Detracción por una parte perfectamente factible y, por otra, inevitable si no
queremos condenar a la marginalidad y a la miseria a buena parte de la
población, precisamente a los ancianos, una especie de eutanasia colectiva.
EL SISTEMA ESPAÑOL NO ES GENEROSO
El tema de las pensiones lleva ya muchos años acumulando tras de sí todo
tipo de falacias y sofismas. Una de las más importantes quizá sea la afirmación
de la OCDE y de otros organismos internacionales acerca de que las pensiones en
España son muy generosas. Cosa curiosa, porque para generosidad la que estos
organismos tienen con sus funcionarios. Trabajar unos pocos años en cualquiera
de ellos garantiza una generosa pensión que ya quisieran para sí los
trabajadores con mejor cualificación de nuestro país.
Esa versión
alejada de la realidad de las pensiones españolas proviene de unos
planteamientos que no se corresponden con los datos, Además, las comparaciones
internacionales resultan muy complicadas en estos casos. Parten de la siguiente
pregunta: ¿qué pensión le correspondería en relación con su último salario a un
trabajador que hubiese cotizado el número mínimo de años para percibir la
pensión máxima (en España, más de 35) y se jubilase a la edad legal (en nuestro
país, 65 años, por ahora)? Este porcentaje, que se sitúa en España por encima
del 90%, es superior al de muchos países de la Unión Europea, pero
paradójicamente no a los de Portugal y Grecia. Por tanto, según este indicador,
los países con menos ingresos de la Unión son los más generosos con sus
jubilados.
En realidad,
se trata de todo lo contrario, porque el indicador anterior es un porcentaje
teórico que pasa por alto muchos factores: la dinámica del mercado de trabajo,
la penalización de la jubilación anticipada, topes máximos, salario mínimo,
bases sobre las que cotizan determinados regímenes, pensiones mínimas, sistema
fiscal, etc. La tasa real en nuestro país está muy alejada de ese porcentaje.

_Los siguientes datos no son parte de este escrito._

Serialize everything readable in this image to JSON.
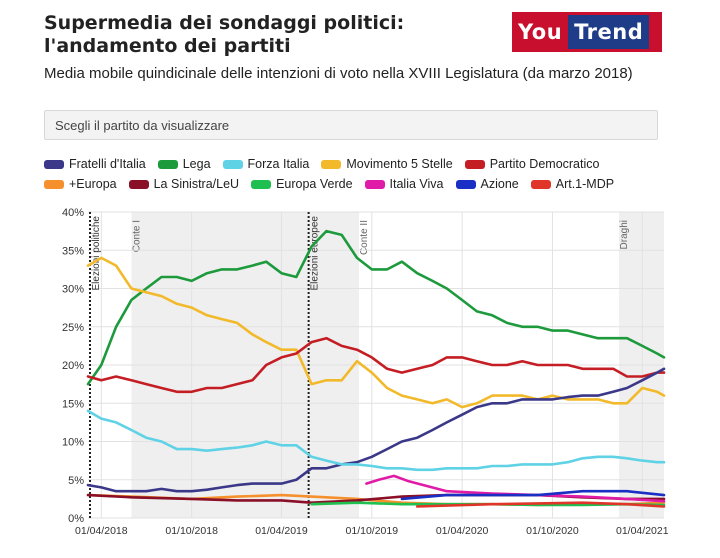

En vez del 90%, la cifra que se obtiene computando todos los factores, no
alcanza siquiera el 60% del salario medio. En 2011, la media de las nuevas
pensiones de jubilación ascendió a 1.200 euros mensuales, mientras que el
salario medio bruto para el cuarto trimestre de ese año fue de 2.020 euros. El
20% de las pensiones contributivas y la totalidad de las no contributivas están
por debajo del umbral de pobreza. En 2011, la cuantía de la pensión media de
jubilación ascendió a 915 euros, y el 72% de los jubilados cobran en la
actualidad menos de 1.100 euros mensuales (el 49% no sobrepasa los 700 euros).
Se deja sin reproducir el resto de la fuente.